2. Par un mémoire enregistré le 8 décembre 2025 au greffe du tribunal, Mme B... conclut par l’intermédiaire de son conseil au non-lieu à statuer dès lors que le préfet lui a délivré l’attestation de prolongation d’instruction de titre de séjour sollicitée. Elle doit être regardée comme s’étant désisté des conclusions de sa requête présentées sur le fondement de l’article L.521-3 du code de justice administrative cité au point précédent. Ce désistement est pur et simple, rien ne s’oppose à ce qu’il en soit donné acte.
3. Dans les circonstances de l’espèce il y a lieu de mettre à la charge de l’Etat une somme de 500 euros à verser à Mme B... au titre de l’article L.761-1 du code de justice administrative.
O R D O N N E
Article 1er : Il est donné acte du désistement d’instance de Mme B....

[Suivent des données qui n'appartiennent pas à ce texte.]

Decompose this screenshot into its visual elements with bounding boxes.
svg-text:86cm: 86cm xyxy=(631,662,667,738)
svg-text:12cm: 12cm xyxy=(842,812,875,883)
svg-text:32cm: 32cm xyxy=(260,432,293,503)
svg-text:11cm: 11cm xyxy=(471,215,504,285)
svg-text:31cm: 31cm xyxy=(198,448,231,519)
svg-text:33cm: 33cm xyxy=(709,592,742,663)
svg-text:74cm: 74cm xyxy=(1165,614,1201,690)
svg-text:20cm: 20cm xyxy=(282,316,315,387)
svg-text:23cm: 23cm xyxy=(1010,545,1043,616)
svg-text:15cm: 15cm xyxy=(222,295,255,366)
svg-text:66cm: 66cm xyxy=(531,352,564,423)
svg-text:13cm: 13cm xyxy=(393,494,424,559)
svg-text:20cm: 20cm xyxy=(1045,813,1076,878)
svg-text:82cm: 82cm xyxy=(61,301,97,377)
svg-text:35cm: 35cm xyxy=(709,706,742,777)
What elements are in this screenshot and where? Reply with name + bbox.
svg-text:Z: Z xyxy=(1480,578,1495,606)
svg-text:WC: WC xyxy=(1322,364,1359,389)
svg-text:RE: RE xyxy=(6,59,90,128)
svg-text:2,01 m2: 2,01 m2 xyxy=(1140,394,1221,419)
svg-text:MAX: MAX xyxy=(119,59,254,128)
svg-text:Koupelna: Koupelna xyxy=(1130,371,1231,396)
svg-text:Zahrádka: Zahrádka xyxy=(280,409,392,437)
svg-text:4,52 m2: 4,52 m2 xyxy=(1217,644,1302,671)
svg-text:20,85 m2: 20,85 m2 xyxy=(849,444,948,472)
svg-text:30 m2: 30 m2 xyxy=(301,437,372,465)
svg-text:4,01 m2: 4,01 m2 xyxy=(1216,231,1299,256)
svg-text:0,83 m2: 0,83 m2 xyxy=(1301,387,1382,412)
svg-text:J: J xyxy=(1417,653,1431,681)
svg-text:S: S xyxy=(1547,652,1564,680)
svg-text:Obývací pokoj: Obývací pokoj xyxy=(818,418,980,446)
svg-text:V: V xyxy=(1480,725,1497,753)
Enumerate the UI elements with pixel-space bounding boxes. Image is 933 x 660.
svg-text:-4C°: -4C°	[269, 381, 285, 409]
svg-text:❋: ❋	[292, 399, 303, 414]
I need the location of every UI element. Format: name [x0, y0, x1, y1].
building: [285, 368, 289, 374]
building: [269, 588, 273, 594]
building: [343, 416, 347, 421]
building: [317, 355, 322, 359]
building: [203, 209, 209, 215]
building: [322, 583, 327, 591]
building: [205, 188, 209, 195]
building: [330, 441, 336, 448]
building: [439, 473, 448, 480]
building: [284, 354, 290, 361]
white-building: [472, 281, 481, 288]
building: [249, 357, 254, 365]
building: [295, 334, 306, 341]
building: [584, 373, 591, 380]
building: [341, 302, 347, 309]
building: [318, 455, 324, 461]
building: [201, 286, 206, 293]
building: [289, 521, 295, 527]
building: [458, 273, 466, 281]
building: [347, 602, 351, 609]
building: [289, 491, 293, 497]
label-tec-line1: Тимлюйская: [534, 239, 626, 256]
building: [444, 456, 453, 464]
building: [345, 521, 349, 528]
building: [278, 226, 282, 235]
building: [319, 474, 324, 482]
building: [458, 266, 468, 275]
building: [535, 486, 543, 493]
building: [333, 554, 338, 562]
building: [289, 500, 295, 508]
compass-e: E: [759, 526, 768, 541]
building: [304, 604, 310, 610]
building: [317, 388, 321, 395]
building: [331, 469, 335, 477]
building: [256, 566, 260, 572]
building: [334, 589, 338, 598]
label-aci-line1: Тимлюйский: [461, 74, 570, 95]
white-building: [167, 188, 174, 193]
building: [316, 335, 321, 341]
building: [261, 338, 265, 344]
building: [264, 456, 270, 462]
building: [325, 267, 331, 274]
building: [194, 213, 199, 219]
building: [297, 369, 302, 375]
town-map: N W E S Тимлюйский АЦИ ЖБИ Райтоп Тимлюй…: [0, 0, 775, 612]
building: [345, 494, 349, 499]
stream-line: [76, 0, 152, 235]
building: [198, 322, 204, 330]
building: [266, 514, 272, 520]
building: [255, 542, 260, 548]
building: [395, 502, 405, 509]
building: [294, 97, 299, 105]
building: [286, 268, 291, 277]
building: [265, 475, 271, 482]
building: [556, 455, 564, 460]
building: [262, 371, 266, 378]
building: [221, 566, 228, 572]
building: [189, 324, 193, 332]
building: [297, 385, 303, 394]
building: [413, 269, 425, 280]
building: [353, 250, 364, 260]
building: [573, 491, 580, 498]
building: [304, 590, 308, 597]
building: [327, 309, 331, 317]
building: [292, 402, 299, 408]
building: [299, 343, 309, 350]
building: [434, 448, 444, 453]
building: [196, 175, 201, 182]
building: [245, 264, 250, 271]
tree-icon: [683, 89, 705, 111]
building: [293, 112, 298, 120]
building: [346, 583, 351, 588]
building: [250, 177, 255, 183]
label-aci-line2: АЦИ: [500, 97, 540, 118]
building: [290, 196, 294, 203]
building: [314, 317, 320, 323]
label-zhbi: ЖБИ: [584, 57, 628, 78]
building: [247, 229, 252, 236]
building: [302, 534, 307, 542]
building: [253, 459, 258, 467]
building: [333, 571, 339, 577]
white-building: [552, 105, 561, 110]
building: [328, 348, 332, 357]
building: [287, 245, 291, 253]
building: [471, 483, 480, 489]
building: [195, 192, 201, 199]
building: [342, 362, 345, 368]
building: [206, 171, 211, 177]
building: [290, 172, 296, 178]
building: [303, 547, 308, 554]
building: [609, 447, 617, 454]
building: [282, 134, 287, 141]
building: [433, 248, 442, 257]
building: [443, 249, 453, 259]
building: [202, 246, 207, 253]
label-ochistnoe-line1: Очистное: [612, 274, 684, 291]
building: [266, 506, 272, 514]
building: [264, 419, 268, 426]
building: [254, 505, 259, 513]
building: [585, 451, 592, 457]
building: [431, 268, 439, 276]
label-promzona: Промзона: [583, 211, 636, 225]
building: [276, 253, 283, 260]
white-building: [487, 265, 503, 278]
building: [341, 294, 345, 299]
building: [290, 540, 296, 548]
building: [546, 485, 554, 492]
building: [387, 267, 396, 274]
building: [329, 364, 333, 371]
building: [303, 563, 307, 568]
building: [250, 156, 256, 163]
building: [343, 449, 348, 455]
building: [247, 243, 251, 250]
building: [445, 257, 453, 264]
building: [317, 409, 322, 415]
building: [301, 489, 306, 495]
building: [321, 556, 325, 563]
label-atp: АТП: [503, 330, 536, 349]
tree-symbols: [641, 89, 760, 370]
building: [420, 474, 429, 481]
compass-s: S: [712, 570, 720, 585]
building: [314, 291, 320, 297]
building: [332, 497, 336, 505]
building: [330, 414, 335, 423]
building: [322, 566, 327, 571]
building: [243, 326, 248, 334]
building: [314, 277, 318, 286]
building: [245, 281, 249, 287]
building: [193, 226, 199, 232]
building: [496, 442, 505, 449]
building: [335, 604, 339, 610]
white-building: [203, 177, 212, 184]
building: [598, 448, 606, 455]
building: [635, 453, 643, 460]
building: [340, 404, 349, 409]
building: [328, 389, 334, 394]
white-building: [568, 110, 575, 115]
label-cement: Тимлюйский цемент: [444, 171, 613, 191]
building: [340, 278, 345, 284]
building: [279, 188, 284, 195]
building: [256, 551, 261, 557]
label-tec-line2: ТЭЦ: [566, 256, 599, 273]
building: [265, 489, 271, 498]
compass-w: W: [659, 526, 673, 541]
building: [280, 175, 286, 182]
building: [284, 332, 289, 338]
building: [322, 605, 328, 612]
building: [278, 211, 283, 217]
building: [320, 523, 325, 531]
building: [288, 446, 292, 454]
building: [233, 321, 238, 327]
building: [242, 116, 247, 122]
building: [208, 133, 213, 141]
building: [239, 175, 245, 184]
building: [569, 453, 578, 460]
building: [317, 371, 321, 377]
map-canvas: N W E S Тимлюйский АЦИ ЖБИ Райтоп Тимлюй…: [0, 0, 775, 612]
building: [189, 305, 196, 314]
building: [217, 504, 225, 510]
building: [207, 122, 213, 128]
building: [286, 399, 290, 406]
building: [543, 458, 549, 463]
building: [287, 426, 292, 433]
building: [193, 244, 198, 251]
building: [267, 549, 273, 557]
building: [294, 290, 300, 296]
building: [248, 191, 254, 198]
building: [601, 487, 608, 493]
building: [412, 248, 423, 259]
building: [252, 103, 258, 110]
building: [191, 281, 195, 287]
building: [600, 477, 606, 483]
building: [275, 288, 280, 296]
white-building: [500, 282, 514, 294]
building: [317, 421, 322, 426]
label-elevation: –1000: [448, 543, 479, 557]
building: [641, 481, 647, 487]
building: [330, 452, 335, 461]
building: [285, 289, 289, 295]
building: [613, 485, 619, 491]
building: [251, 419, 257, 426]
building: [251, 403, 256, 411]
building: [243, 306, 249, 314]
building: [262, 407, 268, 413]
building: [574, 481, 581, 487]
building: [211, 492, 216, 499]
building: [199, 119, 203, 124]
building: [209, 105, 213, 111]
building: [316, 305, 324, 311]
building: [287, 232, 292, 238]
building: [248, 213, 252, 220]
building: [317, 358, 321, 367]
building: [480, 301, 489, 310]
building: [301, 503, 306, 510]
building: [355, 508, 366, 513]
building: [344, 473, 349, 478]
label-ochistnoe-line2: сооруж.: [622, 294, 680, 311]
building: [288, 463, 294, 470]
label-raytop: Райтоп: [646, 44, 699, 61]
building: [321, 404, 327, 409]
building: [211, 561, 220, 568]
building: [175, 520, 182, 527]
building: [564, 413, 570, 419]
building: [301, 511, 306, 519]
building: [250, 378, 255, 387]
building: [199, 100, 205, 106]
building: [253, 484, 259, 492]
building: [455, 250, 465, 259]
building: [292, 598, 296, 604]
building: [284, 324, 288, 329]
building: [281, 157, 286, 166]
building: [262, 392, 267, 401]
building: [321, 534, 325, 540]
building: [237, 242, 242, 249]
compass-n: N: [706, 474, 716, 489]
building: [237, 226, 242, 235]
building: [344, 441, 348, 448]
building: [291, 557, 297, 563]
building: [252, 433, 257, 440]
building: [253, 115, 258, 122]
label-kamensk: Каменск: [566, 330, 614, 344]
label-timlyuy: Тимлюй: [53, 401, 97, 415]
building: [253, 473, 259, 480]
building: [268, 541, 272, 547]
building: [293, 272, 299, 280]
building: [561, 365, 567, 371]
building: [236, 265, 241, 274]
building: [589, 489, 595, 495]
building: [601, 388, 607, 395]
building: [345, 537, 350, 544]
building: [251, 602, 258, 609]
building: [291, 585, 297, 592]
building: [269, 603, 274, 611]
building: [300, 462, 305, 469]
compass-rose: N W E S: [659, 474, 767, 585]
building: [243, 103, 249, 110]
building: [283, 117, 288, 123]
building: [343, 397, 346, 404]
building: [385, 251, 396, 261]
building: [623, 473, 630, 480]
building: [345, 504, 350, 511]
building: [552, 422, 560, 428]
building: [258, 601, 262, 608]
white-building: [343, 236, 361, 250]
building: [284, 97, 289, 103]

Article 2 : L’Etat versera à Mme B... une somme de 500 euros au titre de l’article L.761-1 du code de justice administrative.
Article 3 : La présente ordonnance sera notifiée à Mme A... B... et au préfet du Gard.
Fait à Nîmes, le 11 décembre 2025.
La juge des référés,
C. BOYER
La République mande et ordonne au ministre d’Etat, ministre de l’intérieur en ce qui le concerne ou à tous commissaires de justice à ce requis en ce qui concerne les voies de droit commun contre les parties privées, de pourvoir à l’exécution de la présente décision.